Se antes a bisavó sonhava em comprar o tecido mais caro para fazer um lindo vestido, hoje, a bisneta quer o celular de última geração. As longas filas em lojas ou falta do produto em estoque também não fazem mais sentido para as novas gerações: agora, tudo pode ser encontrado em um único clique pela internet, via celular, tablet ou computador.

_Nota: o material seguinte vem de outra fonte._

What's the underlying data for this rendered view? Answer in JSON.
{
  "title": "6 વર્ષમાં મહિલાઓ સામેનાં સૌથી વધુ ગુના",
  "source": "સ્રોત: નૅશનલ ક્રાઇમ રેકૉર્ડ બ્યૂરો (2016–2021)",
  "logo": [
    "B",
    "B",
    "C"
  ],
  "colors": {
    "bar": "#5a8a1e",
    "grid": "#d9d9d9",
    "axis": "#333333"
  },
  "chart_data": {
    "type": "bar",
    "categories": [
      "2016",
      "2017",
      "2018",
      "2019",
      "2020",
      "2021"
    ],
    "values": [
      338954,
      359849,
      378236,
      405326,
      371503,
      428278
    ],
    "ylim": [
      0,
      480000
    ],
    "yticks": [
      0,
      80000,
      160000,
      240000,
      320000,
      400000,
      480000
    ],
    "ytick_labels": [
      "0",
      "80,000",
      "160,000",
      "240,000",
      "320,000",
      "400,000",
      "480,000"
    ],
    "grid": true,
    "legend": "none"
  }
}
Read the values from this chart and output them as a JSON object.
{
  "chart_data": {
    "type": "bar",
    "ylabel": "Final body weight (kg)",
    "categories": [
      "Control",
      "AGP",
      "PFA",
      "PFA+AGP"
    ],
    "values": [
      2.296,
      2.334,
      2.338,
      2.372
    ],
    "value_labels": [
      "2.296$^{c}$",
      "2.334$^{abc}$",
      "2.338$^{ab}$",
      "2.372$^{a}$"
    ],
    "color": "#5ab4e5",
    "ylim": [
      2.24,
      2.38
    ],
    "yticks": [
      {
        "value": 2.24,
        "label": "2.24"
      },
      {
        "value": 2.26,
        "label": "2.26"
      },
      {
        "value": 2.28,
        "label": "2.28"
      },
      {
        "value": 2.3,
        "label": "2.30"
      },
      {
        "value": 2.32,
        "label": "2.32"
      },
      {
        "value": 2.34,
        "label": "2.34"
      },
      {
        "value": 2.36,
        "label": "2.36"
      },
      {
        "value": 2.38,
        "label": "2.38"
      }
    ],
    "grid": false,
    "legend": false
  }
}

O professor Carlos Eduardo Freitas Vian, do departamento de economia e administração da Escola Superior de Agricultura Luiz de Queiroz da Universidade de São Paulo (Esalq-USP), explica que o avanço das legislações e dos meios tecnológicos impulsionou novas maneiras de consumir. "[A evolução das formas de consumo] está relacionada aos aspectos da legislação, como mudanças em relação às questões trabalhistas, além de outros fatores importantes, como o avanço tecnológico", afirma.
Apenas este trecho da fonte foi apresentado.